200 millions de tonnes de bauxite exportées… et un Trésor public en apnée

Une abondance qui ne nourrit pas!
Record battu. En 2025, la Guinée expédie vers les ports chinois, émiratis et asiatiques près de 200 millions de tonnes de bauxite. Dans les bilans officiels, c’est la success-story d’un géant minier africain. Dans les rues de Conakry, c’est tout l’inverse : pénuries de liquidités, salaires en retard, inflation galopante.

Question simple : comment un pays qui vend l’une des matières premières les plus demandées au monde peut-il rester à court d’argent ? La réponse tient en un mot : captation.
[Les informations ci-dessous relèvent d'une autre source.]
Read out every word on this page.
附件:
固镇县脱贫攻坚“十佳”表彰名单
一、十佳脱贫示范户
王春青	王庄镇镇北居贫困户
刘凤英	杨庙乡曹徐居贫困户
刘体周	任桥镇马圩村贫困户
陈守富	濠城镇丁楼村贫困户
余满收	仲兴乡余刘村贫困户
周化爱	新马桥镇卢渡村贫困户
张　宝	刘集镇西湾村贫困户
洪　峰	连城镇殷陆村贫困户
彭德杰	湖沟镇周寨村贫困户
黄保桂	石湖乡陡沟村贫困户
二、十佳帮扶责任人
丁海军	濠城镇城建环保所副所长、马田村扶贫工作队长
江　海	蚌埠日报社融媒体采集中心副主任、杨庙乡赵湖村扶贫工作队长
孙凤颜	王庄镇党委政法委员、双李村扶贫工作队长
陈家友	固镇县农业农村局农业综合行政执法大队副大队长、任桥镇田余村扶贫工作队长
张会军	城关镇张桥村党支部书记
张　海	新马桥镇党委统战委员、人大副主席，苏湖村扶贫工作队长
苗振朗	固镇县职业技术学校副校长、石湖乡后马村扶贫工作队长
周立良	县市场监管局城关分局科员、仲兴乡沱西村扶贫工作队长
Les chiffres qui dérangent : Sur le marché mondial, la tonne de bauxite se négocie entre 74 et 95 $ cette année, avec des pics à 130 $.
Appliqué aux 200 millions de tonnes exportées :
• Scénario bas : 14,8 milliards $ (980 $ par Guinéen)
• Scénario médian : 17,0 milliards $ (1 126 $ par Guinéen)
• Scénario haut : 19,0 milliards $ (1 258 $ par Guinéen)

En théorie, les redevances minières (3 %), la taxe locale (1 %) et la taxe à l’export (4 $/t) devraient rapporter 1,4 à 1,6 milliard $ au budget national – environ 100 $ par citoyen.

En pratique, l’argent se volatilise.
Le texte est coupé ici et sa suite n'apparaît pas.